The Bighorn Ditch Headgate, also known as the Bighorn Canal Headgate, was built starting in 1892 to provide irrigation to the Crow Indian Reservation in south central Montana. The headgate structure diverted water from the Bighorn River to their lands. It was designed by William F. Graves, and construction was carried out by Crow workers. The project was completed in 1904. Today the site is included in Bighorn Canyon National Recreation Area.

The structure includes a diversion dam extending at an angle into the river to divert water through the headgate into a canal flowing parallel to the river. The headgate structure was built of dressed local limestone, and is 35 ft wide, allowing a designed flow of 720 cuft of water per second. Five iron gates controlled the flow. The headgate structure is intermittently inundated by water held in the Yellowtail Dam Afterbay reservoir.

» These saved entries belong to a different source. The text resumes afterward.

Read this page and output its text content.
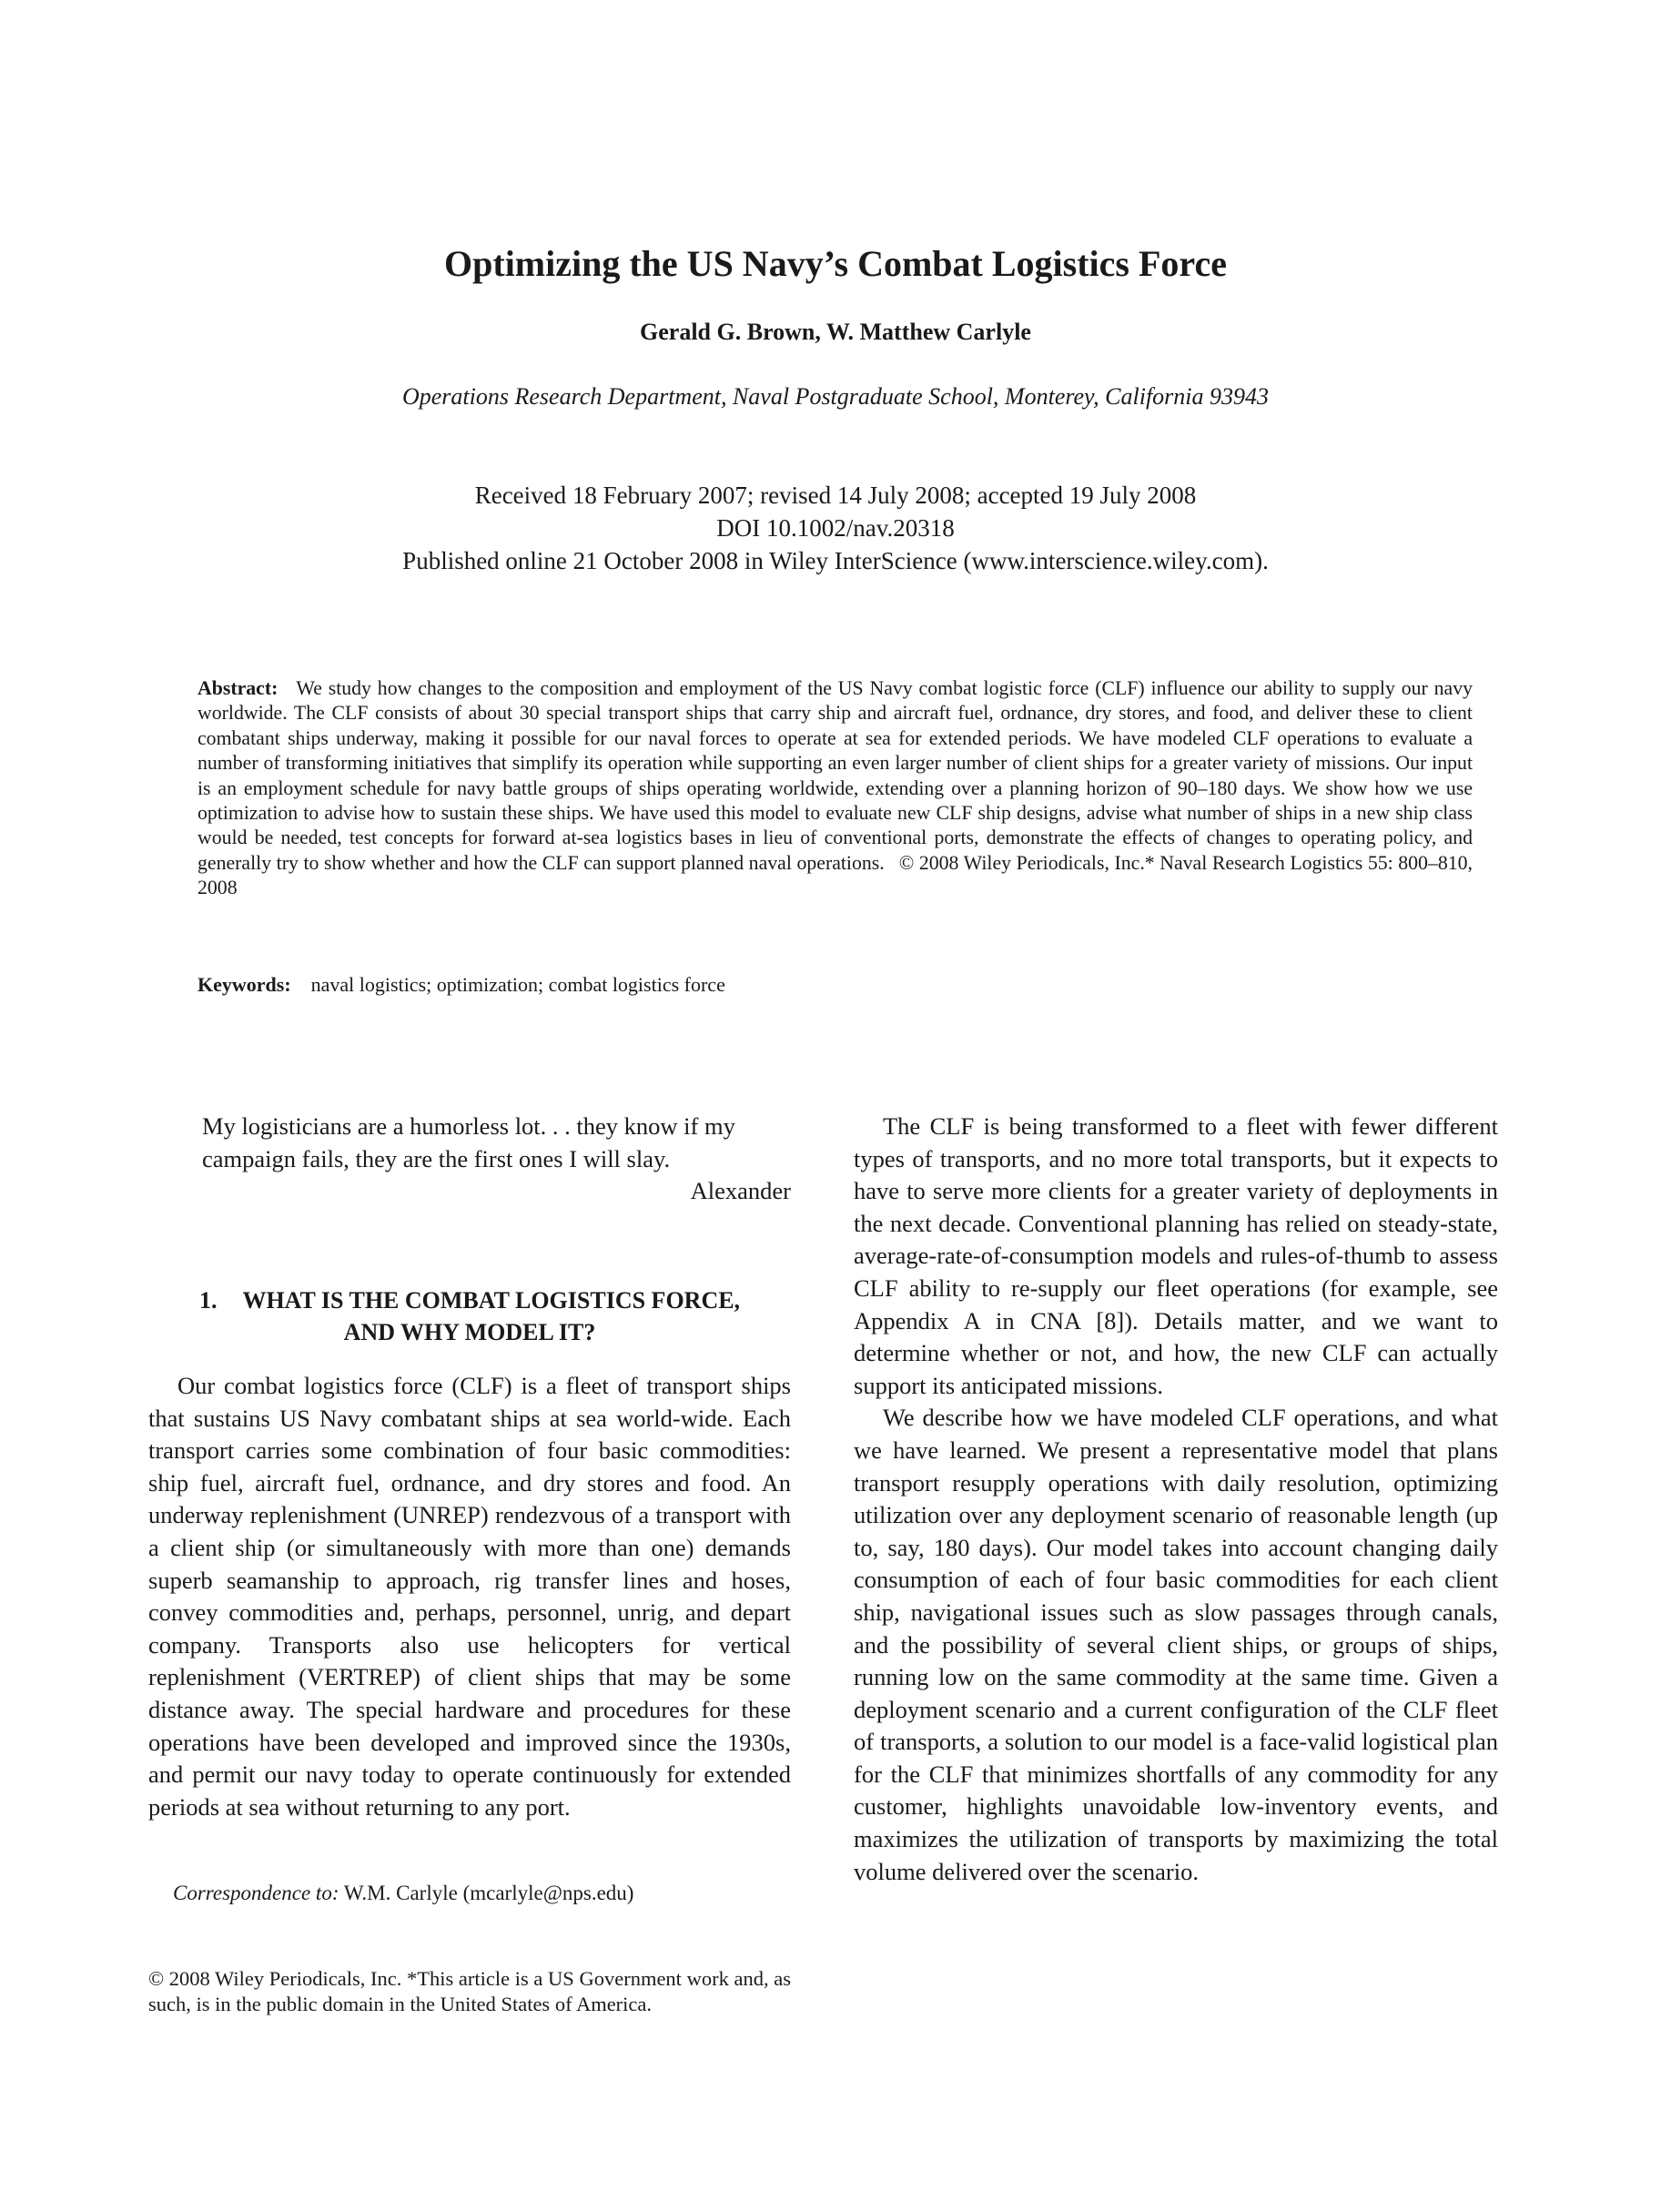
Optimizing the US Navy’s Combat Logistics Force
Gerald G. Brown, W. Matthew Carlyle
Operations Research Department, Naval Postgraduate School, Monterey, California 93943
Received 18 February 2007; revised 14 July 2008; accepted 19 July 2008
DOI 10.1002/nav.20318
Published online 21 October 2008 in Wiley InterScience (www.interscience.wiley.com).
Abstract: We study how changes to the composition and employment of the US Navy combat logistic force (CLF) influence our ability to supply our navy worldwide. The CLF consists of about 30 special transport ships that carry ship and aircraft fuel, ordnance, dry stores, and food, and deliver these to client combatant ships underway, making it possible for our naval forces to operate at sea for extended periods. We have modeled CLF operations to evaluate a number of transforming initiatives that simplify its operation while supporting an even larger number of client ships for a greater variety of missions. Our input is an employment schedule for navy battle groups of ships operating worldwide, extending over a planning horizon of 90–180 days. We show how we use optimization to advise how to sustain these ships. We have used this model to evaluate new CLF ship designs, advise what number of ships in a new ship class would be needed, test concepts for forward at-sea logistics bases in lieu of conventional ports, demonstrate the effects of changes to operating policy, and generally try to show whether and how the CLF can support planned naval operations. © 2008 Wiley Periodicals, Inc.* Naval Research Logistics 55: 800–810, 2008
Keywords: naval logistics; optimization; combat logistics force
My logisticians are a humorless lot. . . they know if my campaign fails, they are the first ones I will slay.
Alexander
1. WHAT IS THE COMBAT LOGISTICS FORCE,
AND WHY MODEL IT?

Our combat logistics force (CLF) is a fleet of transport ships that sustains US Navy combatant ships at sea world-wide. Each transport carries some combination of four basic commodities: ship fuel, aircraft fuel, ordnance, and dry stores and food. An underway replenishment (UNREP) rendezvous of a transport with a client ship (or simultaneously with more than one) demands superb seamanship to approach, rig transfer lines and hoses, convey commodities and, perhaps, personnel, unrig, and depart company. Transports also use helicopters for vertical replenishment (VERTREP) of client ships that may be some distance away. The special hardware and procedures for these operations have been developed and improved since the 1930s, and permit our navy today to operate continuously for extended periods at sea without returning to any port.

The CLF is being transformed to a fleet with fewer different types of transports, and no more total transports, but it expects to have to serve more clients for a greater variety of deployments in the next decade. Conventional planning has relied on steady-state, average-rate-of-consumption models and rules-of-thumb to assess CLF ability to re-supply our fleet operations (for example, see Appendix A in CNA [8]). Details matter, and we want to determine whether or not, and how, the new CLF can actually support its anticipated missions.

We describe how we have modeled CLF operations, and what we have learned. We present a representative model that plans transport resupply operations with daily resolution, optimizing utilization over any deployment scenario of reasonable length (up to, say, 180 days). Our model takes into account changing daily consumption of each of four basic commodities for each client ship, navigational issues such as slow passages through canals, and the possibility of several client ships, or groups of ships, running low on the same commodity at the same time. Given a deployment scenario and a current configuration of the CLF fleet of transports, a solution to our model is a face-valid logistical plan for the CLF that minimizes shortfalls of any commodity for any customer, highlights unavoidable low-inventory events, and maximizes the utilization of transports by maximizing the total volume delivered over the scenario.

Correspondence to: W.M. Carlyle (mcarlyle@nps.edu)
© 2008 Wiley Periodicals, Inc. *This article is a US Government work and, as such, is in the public domain in the United States of America.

The Bighorn Ditch was instrumental to the Crow changing from their nomadic lifestyle to a settled, agrarian society. Their initial attempts at farming in the arid climate, beginning in 1885, resulted in failure. The government at last recognized that irrigation of the lands would be required for the people to gain consistent yields from their crops. The 1891 Reno Ditch provided water to 4500 (later 12,500) Crow acres. The Bighorn Ditch allowed the expansion of agriculture and cattle ranching to 35000 acre. As a result, the Crow no longer needed Federal food subsidies.

The Bighorn Ditch headgate was placed on the National Register of Historic Places on December 12, 1976.